There was a dramatic fire in Gloucester, Mass. Saturday morning. GateHouse Media photojournalist Kirk Williamson shot both stills and video (for the video, he used one of the Casio’s we issue).
Editor Chris Biondi posted this interview with Kirk.
How did you juggle between still and video? What was your thought process? As with all spot news it’s important to shoot the overall as you are going into the scene. This I did with my still cameras, shooting wide with one camera and long with the other. Once the paper and Web site are covered with stills (about 10 minutes in) I pulled out the Casio and started doing video overalls following the same routine. Wide overall, then tight action.

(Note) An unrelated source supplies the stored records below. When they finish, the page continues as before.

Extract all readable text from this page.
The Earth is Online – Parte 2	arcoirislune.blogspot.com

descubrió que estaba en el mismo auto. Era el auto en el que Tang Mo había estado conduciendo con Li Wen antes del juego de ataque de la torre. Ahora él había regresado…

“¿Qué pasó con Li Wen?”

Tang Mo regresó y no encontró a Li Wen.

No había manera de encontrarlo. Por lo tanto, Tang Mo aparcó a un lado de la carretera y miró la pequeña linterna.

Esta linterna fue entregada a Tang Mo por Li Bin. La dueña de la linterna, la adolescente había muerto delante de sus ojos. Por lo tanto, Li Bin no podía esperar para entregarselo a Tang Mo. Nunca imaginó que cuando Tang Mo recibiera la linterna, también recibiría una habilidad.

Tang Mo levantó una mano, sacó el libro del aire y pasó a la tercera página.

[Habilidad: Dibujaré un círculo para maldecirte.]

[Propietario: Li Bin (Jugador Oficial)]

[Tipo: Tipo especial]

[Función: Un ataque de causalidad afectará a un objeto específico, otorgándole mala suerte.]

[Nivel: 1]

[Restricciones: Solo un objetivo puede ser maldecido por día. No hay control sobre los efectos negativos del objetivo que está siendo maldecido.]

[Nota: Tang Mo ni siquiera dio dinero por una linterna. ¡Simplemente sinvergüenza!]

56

In this situation it’s important to follow a pattern and not get all flustered with what is going on. After I had some video I went back to shooting stills and alternated back and forth until I went, looking for different angles, etc.
I would contend that Kirk would have had a lot harder time doing both stills and video if, after taking his stills, he had a complete video camera kit to set up (bigger camera, tripod, lights, mics, etc.). And having all that, there would be a real temptation to turn this into a “visual journalism story,” instead of simply showing what’s going on. And the whole process, including editing, would have taken exponentially longer. For this event, just being able to whip out the Casio and get a few frames to show the fire live-action is all that is needed.